AI: Lumo by Proton is private, slow and half braindead. But it's almost working. If you need the stuff, there are LLMs you can compile on your computer.
E-mail:
I use Thunderbird as my e-mail client, then set whatever e-mail provider I want through there. I use my ISP + Proton mail (free) + my own domain + Hotmail + Gmail. Hotmail and Gmail are needed for Windows and authentification.
Anthentification:
I'm still using Google, thinking of switching to Proton's auth.
Browsers:
Firefox is my main browser on all computers. With a Firefox account you can share addons and bookmarkes through all computers. I like that feature. All major browsers offer this now. Optional feature, you use it or don't, it works equally well.
Ublock Origin is a must have extension. If a site breaks, disable it for the site.
History cleaner, it clears everything the browser hasn't on exit.
Vivaldi as an alternate. Based on Chromium. I rarely use it, but sometimes if a site requires Chrome, I take it.
Edge. It's there, can't remove it. I prefer Vivaldi, but that thing is there, nagging me to be the default browser after each major Windows update. I don't know the consequences of a forced removal, so I'm leaving it there. I've kept MSN.Ca as my opening page, so I keep updated on the very important news about our Royal family. ;)
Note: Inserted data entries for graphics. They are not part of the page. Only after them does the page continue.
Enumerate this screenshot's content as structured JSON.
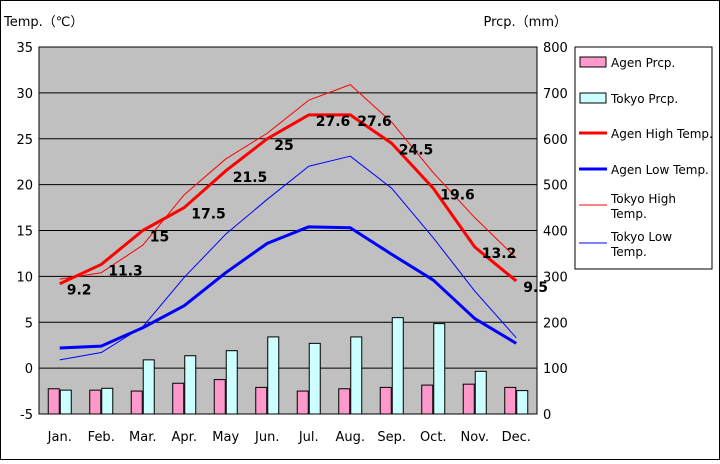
{
  "chart_data": {
    "type": "bar+line",
    "categories": [
      "Jan.",
      "Feb.",
      "Mar.",
      "Apr.",
      "May",
      "Jun.",
      "Jul.",
      "Aug.",
      "Sep.",
      "Oct.",
      "Nov.",
      "Dec."
    ],
    "y_left": {
      "label": "Temp.（℃）",
      "range": [
        -5,
        35
      ],
      "ticks": [
        -5,
        0,
        5,
        10,
        15,
        20,
        25,
        30,
        35
      ]
    },
    "y_right": {
      "label": "Prcp.（mm）",
      "range": [
        0,
        800
      ],
      "ticks": [
        0,
        100,
        200,
        300,
        400,
        500,
        600,
        700,
        800
      ]
    },
    "grid": true,
    "legend_position": "right",
    "bar_series": [
      {
        "name": "Agen Prcp.",
        "color": "#ff99cc",
        "values": [
          55,
          52,
          50,
          67,
          75,
          58,
          50,
          55,
          58,
          63,
          65,
          58
        ]
      },
      {
        "name": "Tokyo Prcp.",
        "color": "#ccffff",
        "values": [
          52,
          56,
          118,
          127,
          138,
          168,
          154,
          168,
          210,
          197,
          93,
          51
        ]
      }
    ],
    "line_series": [
      {
        "name": "Agen High Temp.",
        "color": "#ff0000",
        "width": 3,
        "values": [
          9.2,
          11.3,
          15,
          17.5,
          21.5,
          25,
          27.6,
          27.6,
          24.5,
          19.6,
          13.2,
          9.5
        ],
        "labels": [
          "9.2",
          "11.3",
          "15",
          "17.5",
          "21.5",
          "25",
          "27.6",
          "27.6",
          "24.5",
          "19.6",
          "13.2",
          "9.5"
        ]
      },
      {
        "name": "Agen Low Temp.",
        "color": "#0000ff",
        "width": 3,
        "values": [
          2.2,
          2.4,
          4.4,
          6.8,
          10.4,
          13.6,
          15.4,
          15.3,
          12.4,
          9.6,
          5.4,
          2.7
        ]
      },
      {
        "name": "Tokyo High Temp.",
        "color": "#ff0000",
        "width": 1,
        "values": [
          9.7,
          10.4,
          13.4,
          18.9,
          22.8,
          25.6,
          29.2,
          30.9,
          26.8,
          21.3,
          16.4,
          12.0
        ]
      },
      {
        "name": "Tokyo Low Temp.",
        "color": "#0000ff",
        "width": 1,
        "values": [
          0.9,
          1.7,
          4.5,
          9.9,
          14.6,
          18.4,
          22.0,
          23.1,
          19.6,
          14.2,
          8.4,
          3.3
        ]
      }
    ],
    "legend": [
      {
        "label": "Agen Prcp.",
        "kind": "box",
        "color": "#ff99cc"
      },
      {
        "label": "Tokyo Prcp.",
        "kind": "box",
        "color": "#ccffff"
      },
      {
        "label": "Agen High Temp.",
        "kind": "line",
        "color": "#ff0000",
        "width": 3
      },
      {
        "label": "Agen Low Temp.",
        "kind": "line",
        "color": "#0000ff",
        "width": 3
      },
      {
        "label": "Tokyo High Temp.",
        "kind": "line",
        "color": "#ff0000",
        "width": 1
      },
      {
        "label": "Tokyo Low Temp.",
        "kind": "line",
        "color": "#0000ff",
        "width": 1
      }
    ],
    "plot_background": "#c0c0c0"
  }
}
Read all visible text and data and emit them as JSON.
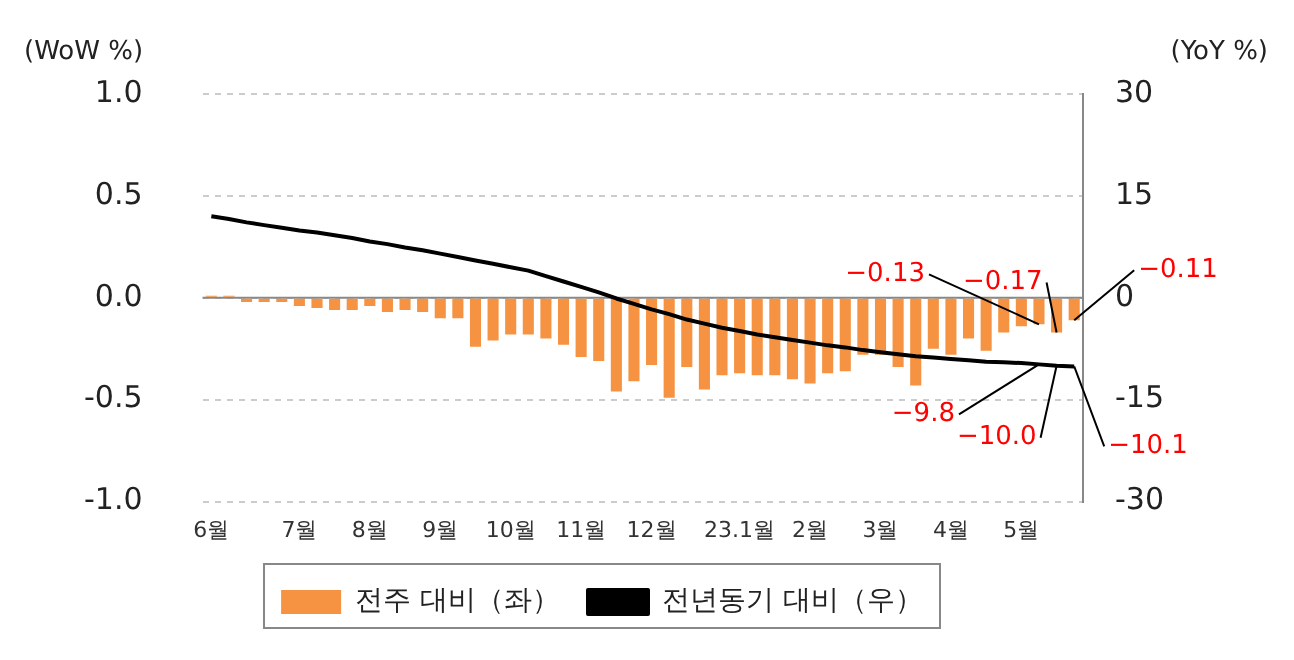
{
  "chart_data": {
    "type": "bar",
    "ylabel": "(WoW %)",
    "y2label": "(YoY %)",
    "categories": [
      "6월",
      null,
      null,
      null,
      null,
      "7월",
      null,
      null,
      null,
      "8월",
      null,
      null,
      null,
      "9월",
      null,
      null,
      null,
      "10월",
      null,
      null,
      null,
      "11월",
      null,
      null,
      null,
      "12월",
      null,
      null,
      null,
      null,
      "23.1월",
      null,
      null,
      null,
      "2월",
      null,
      null,
      null,
      "3월",
      null,
      null,
      null,
      "4월",
      null,
      null,
      null,
      "5월",
      null,
      null,
      null
    ],
    "series": [
      {
        "name": "전주 대비（좌）",
        "color": "#f59342",
        "values": [
          0.01,
          0.01,
          -0.02,
          -0.02,
          -0.02,
          -0.04,
          -0.05,
          -0.06,
          -0.06,
          -0.04,
          -0.07,
          -0.06,
          -0.07,
          -0.1,
          -0.1,
          -0.24,
          -0.21,
          -0.18,
          -0.18,
          -0.2,
          -0.23,
          -0.29,
          -0.31,
          -0.46,
          -0.41,
          -0.33,
          -0.49,
          -0.34,
          -0.45,
          -0.38,
          -0.37,
          -0.38,
          -0.38,
          -0.4,
          -0.42,
          -0.37,
          -0.36,
          -0.28,
          -0.28,
          -0.34,
          -0.43,
          -0.25,
          -0.28,
          -0.2,
          -0.26,
          -0.17,
          -0.14,
          -0.13,
          -0.17,
          -0.11
        ],
        "value_labels": [
          null,
          null,
          null,
          null,
          null,
          null,
          null,
          null,
          null,
          null,
          null,
          null,
          null,
          null,
          null,
          null,
          null,
          null,
          null,
          null,
          null,
          null,
          null,
          null,
          null,
          null,
          null,
          null,
          null,
          null,
          null,
          null,
          null,
          null,
          null,
          null,
          null,
          null,
          null,
          null,
          null,
          null,
          null,
          null,
          null,
          null,
          null,
          "−0.13",
          "−0.17",
          "−0.11"
        ]
      },
      {
        "name": "전년동기 대비（우）",
        "type": "line",
        "axis": "y2",
        "color": "#000000",
        "values": [
          12.0,
          11.6,
          11.1,
          10.7,
          10.3,
          9.9,
          9.6,
          9.2,
          8.8,
          8.3,
          7.9,
          7.4,
          7.0,
          6.5,
          6.0,
          5.5,
          5.0,
          4.5,
          4.0,
          3.2,
          2.4,
          1.6,
          0.8,
          -0.1,
          -0.9,
          -1.7,
          -2.4,
          -3.2,
          -3.8,
          -4.4,
          -4.9,
          -5.4,
          -5.8,
          -6.2,
          -6.6,
          -7.0,
          -7.3,
          -7.7,
          -8.0,
          -8.3,
          -8.6,
          -8.8,
          -9.0,
          -9.2,
          -9.4,
          -9.5,
          -9.6,
          -9.8,
          -10.0,
          -10.1
        ],
        "value_labels": [
          null,
          null,
          null,
          null,
          null,
          null,
          null,
          null,
          null,
          null,
          null,
          null,
          null,
          null,
          null,
          null,
          null,
          null,
          null,
          null,
          null,
          null,
          null,
          null,
          null,
          null,
          null,
          null,
          null,
          null,
          null,
          null,
          null,
          null,
          null,
          null,
          null,
          null,
          null,
          null,
          null,
          null,
          null,
          null,
          null,
          null,
          null,
          "−9.8",
          "−10.0",
          "−10.1"
        ]
      }
    ],
    "ylim": [
      -1,
      1
    ],
    "yticks": [
      {
        "value": -1,
        "label": "-1.0"
      },
      {
        "value": -0.5,
        "label": "-0.5"
      },
      {
        "value": 0,
        "label": "0.0"
      },
      {
        "value": 0.5,
        "label": "0.5"
      },
      {
        "value": 1,
        "label": "1.0"
      }
    ],
    "y2lim": [
      -30,
      30
    ],
    "y2ticks": [
      -30,
      -15,
      0,
      15,
      30
    ],
    "ref_lines": [
      {
        "axis": "y",
        "value": 0,
        "color": "#888888"
      }
    ],
    "grid": "y",
    "legend": "bottom",
    "marker": "none",
    "line_style": "solid"
  }
}
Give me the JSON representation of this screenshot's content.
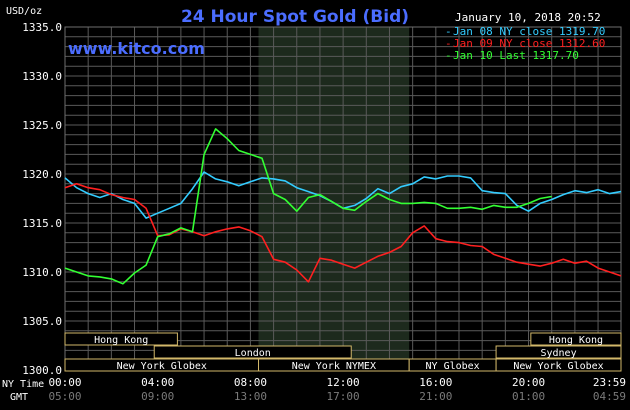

This is a site about OpenSource alternatives. I don't specifically seek Open Source alternatives, imho, if it works, it works. When it stops working, I find something else.
https://www.opensourcealternative.to/
This is a good list.
I use Mullvad VPN which I believe is based on Sweden.
For cloud storage, I self-host a Nextcloud server. It's really not too tricky to get one up and running with a Raspberry Pi or mini-PC and two external HDDs set up in a RAID. :)
For password manager, I use KeePass. It's free and I simply host the password file on my Nextcloud cloud storage so it's synced between all my devices. If the server is down, then there's still the local copies available until I get the server back up and running.
I've considered switching from Gmail to ProtonMail, and ProtonMail apparently makes it pretty simple, but I'm stubborn and resistant to change.
And I recommend switching your OS to Linux. I use and prefer Debian. It's rock-solid and doesn't require tinkering unless you're using very new hardware or cutting edge software.
Quote from: HisMajestyBOB on February 04, 2026, 10:20:39 PMQuote from: viper37 on February 04, 2026, 12:23:47 PMHere is a guide from Europe about de-Americanization:
https://eurotechguide.com/
snip
...
This is a good list.
I use Mullvad VPN which I believe is based on Sweden.
For cloud storage, I self-host a Nextcloud server. It's really not too tricky to get one up and running with a Raspberry Pi or mini-PC and two external HDDs set up in a RAID. :)
For password manager, I use KeePass. It's free and I simply host the password file on my Nextcloud cloud storage so it's synced between all my devices. If the server is down, then there's still the local copies available until I get the server back up and running.
I've considered switching from Gmail to ProtonMail, and ProtonMail apparently makes it pretty simple, but I'm stubborn and resistant to change.
And I recommend switching your OS to Linux. I use and prefer Debian. It's rock-solid and doesn't require tinkering unless you're using very new hardware or cutting edge software.
Thanks HmBob, some good suggestions there.